2010-12-11 Thread Pádraig Brady
On 11/12/10 09:05, Paul Eggert wrote:
> It seems to me that this code in sort.c:
> 
>   unsigned long int np2 = num_processors (NPROC_CURRENT_OVERRIDABLE);
>   if (!nthreads || nthreads > np2)
> nthreads = np2;
> 
> is now obsolete.  It was written assuming spin locks, but now that
> we use mutexes, shouldn't we respect an explicit --parallel=N
> flag?  Something like the following, say?   This would let the user
> override the environment in the command line, which is normally what
> people would expect.

Yes I think you're right.
Related to this is the default number chosen,
which might be best to restrict to 8 or so
as there are diminishing returns after that.
Of course we'd need to benchmark again with
all the recent changes to find an appropriate default.
The gcc compile farm has a niagra 32 core (gcc12) and
and a magny-cours 24 core (gcc10) available.

Also I notice Chen has inadvertently been omitted
from THANKS, and that his UCLA email address should
probably be added to .mailmap

cheers,
Pádraig.



Re: [coreutils] draft [PATCH] sort: explicit --parallel=N now overrides environment

2010-12-12 Thread Jim Meyering
Pádraig Brady wrote:
> On 11/12/10 09:05, Paul Eggert wrote:
>> It seems to me that this code in sort.c:
>>
>>   unsigned long int np2 = num_processors (NPROC_CURRENT_OVERRIDABLE);
>>   if (!nthreads || nthreads > np2)
>> nthreads = np2;
>>
>> is now obsolete.  It was written assuming spin locks, but now that
>> we use mutexes, shouldn't we respect an explicit --parallel=N
>> flag?  Something like the following, say?   This would let the user
>> override the environment in the command line, which is normally what
>> people would expect.
>
> Yes I think you're right.
> Related to this is the default number chosen,
> which might be best to restrict to 8 or so
> as there are diminishing returns after that.

8 sounds like a reasonable threshold.
I ran tests on a 6-core i7-970 (which shows as 12-core):

gensort -a 1000 in-10M
env time --format=%e sort in-10M > /dev/null
N-parallel elapsed_seconds (avg of 10 trials)
12   6.91
 8   7.13

gensort -a 2000 in-20M
env time --format=%e sort in-20M > /dev/null
N-parallel elapsed_seconds (avg of 10 trials)
12  13.94
 8  14.34

It is indeed a case of diminishing returns, at least in these cases.

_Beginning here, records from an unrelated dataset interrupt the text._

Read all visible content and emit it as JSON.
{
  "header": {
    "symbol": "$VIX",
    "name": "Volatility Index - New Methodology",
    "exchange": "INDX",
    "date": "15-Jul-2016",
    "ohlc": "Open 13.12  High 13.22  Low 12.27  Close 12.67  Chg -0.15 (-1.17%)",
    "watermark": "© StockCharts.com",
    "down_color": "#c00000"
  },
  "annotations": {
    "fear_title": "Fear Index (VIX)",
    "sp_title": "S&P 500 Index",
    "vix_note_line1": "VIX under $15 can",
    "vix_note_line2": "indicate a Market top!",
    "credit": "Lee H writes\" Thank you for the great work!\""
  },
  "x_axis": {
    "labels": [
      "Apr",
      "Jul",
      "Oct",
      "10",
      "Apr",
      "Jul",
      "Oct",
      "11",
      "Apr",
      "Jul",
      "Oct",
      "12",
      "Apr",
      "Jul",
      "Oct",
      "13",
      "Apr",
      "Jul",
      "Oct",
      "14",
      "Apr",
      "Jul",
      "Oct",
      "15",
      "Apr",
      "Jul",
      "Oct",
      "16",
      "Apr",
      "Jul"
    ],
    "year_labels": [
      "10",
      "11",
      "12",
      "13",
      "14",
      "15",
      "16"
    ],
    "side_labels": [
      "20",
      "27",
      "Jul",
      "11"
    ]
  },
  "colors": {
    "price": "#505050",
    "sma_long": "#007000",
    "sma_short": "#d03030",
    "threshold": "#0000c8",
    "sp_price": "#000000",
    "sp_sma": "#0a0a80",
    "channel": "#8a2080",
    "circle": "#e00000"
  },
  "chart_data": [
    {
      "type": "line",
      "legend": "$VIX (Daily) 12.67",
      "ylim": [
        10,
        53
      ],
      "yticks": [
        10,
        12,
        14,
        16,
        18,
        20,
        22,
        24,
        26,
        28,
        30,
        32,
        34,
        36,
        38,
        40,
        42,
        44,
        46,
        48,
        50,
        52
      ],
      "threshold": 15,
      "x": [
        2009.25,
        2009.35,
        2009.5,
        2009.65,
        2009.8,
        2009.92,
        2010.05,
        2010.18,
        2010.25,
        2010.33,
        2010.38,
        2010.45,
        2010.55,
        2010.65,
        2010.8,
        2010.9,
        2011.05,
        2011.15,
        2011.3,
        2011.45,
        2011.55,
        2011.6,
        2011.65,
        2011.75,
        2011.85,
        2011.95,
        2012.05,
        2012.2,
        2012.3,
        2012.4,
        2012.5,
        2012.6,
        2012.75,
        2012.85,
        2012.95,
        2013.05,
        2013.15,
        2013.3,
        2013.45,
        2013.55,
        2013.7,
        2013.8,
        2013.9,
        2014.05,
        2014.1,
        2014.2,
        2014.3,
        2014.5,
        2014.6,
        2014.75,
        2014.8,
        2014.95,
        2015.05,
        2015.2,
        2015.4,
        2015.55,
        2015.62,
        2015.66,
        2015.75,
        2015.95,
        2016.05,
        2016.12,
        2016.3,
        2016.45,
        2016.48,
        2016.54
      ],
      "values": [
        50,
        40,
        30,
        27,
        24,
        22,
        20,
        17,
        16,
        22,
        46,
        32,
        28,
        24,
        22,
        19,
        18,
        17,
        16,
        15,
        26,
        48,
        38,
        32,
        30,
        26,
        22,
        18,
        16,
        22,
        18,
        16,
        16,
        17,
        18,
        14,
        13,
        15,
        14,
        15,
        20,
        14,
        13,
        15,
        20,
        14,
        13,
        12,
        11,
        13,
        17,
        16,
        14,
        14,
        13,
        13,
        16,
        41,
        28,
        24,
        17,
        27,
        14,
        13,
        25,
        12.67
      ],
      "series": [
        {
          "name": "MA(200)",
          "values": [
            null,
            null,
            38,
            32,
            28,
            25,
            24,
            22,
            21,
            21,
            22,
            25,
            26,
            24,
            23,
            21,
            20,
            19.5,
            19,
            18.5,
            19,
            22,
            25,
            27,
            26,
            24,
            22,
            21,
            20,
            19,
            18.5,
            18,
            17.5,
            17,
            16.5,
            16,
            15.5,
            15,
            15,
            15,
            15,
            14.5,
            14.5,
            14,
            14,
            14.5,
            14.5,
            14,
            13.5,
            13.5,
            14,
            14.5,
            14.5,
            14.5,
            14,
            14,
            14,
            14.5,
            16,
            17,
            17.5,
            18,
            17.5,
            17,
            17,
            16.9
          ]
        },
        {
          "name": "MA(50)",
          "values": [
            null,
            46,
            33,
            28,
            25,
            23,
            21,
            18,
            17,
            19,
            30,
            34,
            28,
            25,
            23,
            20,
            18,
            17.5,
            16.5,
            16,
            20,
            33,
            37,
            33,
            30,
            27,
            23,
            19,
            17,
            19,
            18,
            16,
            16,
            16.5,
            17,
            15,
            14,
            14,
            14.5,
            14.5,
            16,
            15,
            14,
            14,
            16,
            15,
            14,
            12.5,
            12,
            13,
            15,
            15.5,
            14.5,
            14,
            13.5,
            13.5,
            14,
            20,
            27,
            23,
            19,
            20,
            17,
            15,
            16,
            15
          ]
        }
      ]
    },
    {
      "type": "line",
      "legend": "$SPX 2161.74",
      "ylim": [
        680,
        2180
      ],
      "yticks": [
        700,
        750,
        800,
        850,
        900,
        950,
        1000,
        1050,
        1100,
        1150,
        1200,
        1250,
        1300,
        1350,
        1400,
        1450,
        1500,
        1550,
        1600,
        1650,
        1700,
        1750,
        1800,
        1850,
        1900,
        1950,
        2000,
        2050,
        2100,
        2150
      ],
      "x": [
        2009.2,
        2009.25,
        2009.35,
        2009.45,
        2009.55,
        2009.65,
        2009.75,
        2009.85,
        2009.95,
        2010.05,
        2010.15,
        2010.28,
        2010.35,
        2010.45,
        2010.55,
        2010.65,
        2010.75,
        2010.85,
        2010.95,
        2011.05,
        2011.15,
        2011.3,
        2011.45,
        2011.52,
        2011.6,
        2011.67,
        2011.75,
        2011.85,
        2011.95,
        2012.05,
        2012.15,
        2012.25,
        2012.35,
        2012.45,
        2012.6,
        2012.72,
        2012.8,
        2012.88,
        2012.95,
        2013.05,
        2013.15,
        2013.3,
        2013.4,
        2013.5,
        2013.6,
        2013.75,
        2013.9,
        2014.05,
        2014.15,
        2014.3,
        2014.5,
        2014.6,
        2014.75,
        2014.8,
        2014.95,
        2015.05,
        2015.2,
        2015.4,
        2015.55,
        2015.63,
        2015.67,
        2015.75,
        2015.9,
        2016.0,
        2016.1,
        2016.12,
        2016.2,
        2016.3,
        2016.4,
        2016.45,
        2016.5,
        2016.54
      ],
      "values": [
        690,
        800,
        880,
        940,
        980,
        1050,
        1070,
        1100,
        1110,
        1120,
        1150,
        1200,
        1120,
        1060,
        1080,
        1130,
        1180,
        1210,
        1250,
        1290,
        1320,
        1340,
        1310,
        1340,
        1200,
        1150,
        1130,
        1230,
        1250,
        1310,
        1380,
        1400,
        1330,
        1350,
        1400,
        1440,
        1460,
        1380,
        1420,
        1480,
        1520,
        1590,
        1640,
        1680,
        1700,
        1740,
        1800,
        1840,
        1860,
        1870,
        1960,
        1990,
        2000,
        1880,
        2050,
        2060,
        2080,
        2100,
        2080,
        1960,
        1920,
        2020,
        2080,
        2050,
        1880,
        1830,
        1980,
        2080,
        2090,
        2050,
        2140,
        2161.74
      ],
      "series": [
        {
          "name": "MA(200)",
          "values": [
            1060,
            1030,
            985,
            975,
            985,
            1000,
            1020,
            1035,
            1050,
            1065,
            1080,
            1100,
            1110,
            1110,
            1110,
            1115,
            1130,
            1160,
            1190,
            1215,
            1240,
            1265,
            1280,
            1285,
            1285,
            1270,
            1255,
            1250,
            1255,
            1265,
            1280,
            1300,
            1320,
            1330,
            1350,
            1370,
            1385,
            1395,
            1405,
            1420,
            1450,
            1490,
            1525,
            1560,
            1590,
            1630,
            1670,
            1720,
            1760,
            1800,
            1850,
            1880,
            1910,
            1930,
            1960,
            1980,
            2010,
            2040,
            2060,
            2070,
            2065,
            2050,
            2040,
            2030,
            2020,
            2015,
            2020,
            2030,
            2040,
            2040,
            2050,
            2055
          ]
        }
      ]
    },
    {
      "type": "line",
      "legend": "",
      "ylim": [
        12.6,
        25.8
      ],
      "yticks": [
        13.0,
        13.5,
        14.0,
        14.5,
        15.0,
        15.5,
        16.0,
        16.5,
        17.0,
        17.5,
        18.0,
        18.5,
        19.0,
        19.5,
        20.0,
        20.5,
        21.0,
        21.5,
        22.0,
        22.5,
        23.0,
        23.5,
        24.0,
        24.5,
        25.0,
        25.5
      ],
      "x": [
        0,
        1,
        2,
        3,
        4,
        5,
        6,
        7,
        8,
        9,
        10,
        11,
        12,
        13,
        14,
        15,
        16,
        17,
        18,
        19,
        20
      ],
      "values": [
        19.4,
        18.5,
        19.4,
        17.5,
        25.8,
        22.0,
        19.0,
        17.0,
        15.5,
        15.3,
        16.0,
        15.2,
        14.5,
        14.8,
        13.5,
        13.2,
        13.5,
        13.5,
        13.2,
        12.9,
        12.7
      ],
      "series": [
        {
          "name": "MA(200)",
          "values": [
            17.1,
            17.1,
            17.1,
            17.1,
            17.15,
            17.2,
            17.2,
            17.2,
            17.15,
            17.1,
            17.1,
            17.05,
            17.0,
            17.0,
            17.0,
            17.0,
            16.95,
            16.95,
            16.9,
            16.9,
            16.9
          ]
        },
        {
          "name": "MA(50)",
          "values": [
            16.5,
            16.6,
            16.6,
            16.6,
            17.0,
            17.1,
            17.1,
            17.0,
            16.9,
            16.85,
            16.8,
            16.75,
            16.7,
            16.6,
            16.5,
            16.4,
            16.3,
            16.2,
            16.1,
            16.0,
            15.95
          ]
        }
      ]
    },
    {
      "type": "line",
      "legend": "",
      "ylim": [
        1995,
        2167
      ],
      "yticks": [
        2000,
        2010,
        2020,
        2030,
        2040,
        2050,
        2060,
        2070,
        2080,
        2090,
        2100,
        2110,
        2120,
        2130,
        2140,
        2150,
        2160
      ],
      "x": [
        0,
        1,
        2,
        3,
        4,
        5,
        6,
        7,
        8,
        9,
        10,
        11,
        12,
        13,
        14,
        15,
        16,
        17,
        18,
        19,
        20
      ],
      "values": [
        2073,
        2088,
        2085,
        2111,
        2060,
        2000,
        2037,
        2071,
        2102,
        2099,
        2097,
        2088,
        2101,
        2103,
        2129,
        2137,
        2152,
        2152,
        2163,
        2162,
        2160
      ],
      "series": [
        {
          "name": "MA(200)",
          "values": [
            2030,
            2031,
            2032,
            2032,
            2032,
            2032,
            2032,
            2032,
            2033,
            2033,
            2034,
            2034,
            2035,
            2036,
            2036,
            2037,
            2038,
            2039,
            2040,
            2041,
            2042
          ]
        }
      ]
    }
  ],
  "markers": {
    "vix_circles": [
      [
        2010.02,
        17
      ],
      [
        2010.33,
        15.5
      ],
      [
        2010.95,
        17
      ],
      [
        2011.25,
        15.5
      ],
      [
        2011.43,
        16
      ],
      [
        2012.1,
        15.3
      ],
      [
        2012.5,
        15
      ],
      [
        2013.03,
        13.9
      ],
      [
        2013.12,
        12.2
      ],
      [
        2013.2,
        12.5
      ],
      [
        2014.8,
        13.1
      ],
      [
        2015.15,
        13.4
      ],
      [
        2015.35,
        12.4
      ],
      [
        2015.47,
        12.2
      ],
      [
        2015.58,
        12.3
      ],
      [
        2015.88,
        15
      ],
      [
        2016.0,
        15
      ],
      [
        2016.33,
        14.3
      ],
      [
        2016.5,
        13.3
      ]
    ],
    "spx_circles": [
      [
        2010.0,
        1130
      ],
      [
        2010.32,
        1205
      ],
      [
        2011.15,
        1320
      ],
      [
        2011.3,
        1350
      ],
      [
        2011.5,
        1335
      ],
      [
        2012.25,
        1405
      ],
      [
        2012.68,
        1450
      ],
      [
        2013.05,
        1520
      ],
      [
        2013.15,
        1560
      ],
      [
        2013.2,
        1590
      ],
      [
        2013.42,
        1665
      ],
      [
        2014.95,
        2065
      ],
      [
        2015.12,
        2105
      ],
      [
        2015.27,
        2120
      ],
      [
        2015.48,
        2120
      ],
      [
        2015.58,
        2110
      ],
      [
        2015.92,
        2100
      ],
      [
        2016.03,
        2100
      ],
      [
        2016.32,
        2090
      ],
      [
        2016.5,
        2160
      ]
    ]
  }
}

> Of course we'd need to benchmark again with
> all the recent changes to find an appropriate default.
> The gcc compile farm has a niagra 32 core (gcc12) and
> and a magny-cours 24 core (gcc10) available.
>
> Also I notice Chen has inadvertently been omitted from THANKS,

I have not been adding commit "author" names to THANKS
partly because eventually I want to generate that file from the
combination of the git commit log and a VC'd list of other
name/email pairs.

> and that his UCLA email address should
> probably be added to .mailmap

Good eye.